Abstract

Abstract We report an analysis of both the long‐ and short‐term drivers of the carbon (C) isotope composition ( δ 13 C) values of current year needles of Pinus sylvestris L. linked to changing atmospheric carbon dioxide (CO 2 ) concentrations ( c a ) and climate using data from a uniquely long‐term nitrogen (N) fertilization experiment in the north of Sweden (consisting of three N dosage levels and a control treatment) from 1970 until 2002. N loading produced trees with less negative δ 13 C of foliage, by around 0.45‰ on average, with the difference in δ 13 C between control and N treatments not dependant upon N dosage.
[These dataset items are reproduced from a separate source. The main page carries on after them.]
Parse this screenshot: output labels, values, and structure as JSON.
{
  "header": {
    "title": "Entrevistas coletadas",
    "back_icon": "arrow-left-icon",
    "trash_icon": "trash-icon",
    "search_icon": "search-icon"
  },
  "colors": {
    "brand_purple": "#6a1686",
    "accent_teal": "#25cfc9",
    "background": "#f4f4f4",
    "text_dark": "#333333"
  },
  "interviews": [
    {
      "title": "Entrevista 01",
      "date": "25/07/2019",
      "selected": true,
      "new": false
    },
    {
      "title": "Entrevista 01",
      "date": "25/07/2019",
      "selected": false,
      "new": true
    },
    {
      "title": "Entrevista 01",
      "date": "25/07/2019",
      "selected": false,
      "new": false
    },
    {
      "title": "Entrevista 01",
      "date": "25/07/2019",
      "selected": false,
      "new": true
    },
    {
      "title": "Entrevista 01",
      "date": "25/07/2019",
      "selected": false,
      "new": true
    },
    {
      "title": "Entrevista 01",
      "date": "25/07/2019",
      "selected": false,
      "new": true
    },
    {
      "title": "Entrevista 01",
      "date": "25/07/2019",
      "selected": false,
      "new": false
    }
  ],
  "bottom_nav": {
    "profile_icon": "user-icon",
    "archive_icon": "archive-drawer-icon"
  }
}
The average δ 13 C values decreased at a rate of around 0.03‰ yr −1 , even after accounting for the Suess effect (the decrease in the atmospheric CO 2 δ 13 C due to anthropogenic emissions of isotopically light CO 2 ). This decrease is large enough to cause a significant, progressive change in the δ 13 C down through a soil profile. Modelled values of plant intrinsic water use efficiency (WUE i ) and the ratio of leaf internal to external [CO 2 ] ( c i / c a ) showed that this was the result of c i increasing in parallel with c a (while c i / c a increased), thus causing little change in WUE i over the 32 years of study. The residuals from the relationships between year and δ 13 C were used to examine the impact of climate on the interannual variation of C isotope composition of needles. This included the use of a fire hazard index (FHI) model, which integrates climatic factors known to influence plant stomatal conductance and hence δ 13 C. The FHI produced the best fit with δ 13 C values when climate data were averaged over the whole growth season (for control plots) and for July for all the N treatments, explaining ca. 60% of the total interannual variation in δ 13 C. Further, trees from the N treatments appeared more susceptible to air‐humidity‐based climate parameters, as seen from higher correlation coefficients, than were control trees. Thus, our data suggest the possibility of increased susceptibility to drought conditions in ecosystems with moderate to high N deposition rates. Also, there is the possibility that, because there was no apparent change in WUE i of P. sylvestris in this ecosystem over the last 32 years, the rate of sequestration of C into boreal ecosystems may not increase with c a , as has been predicted.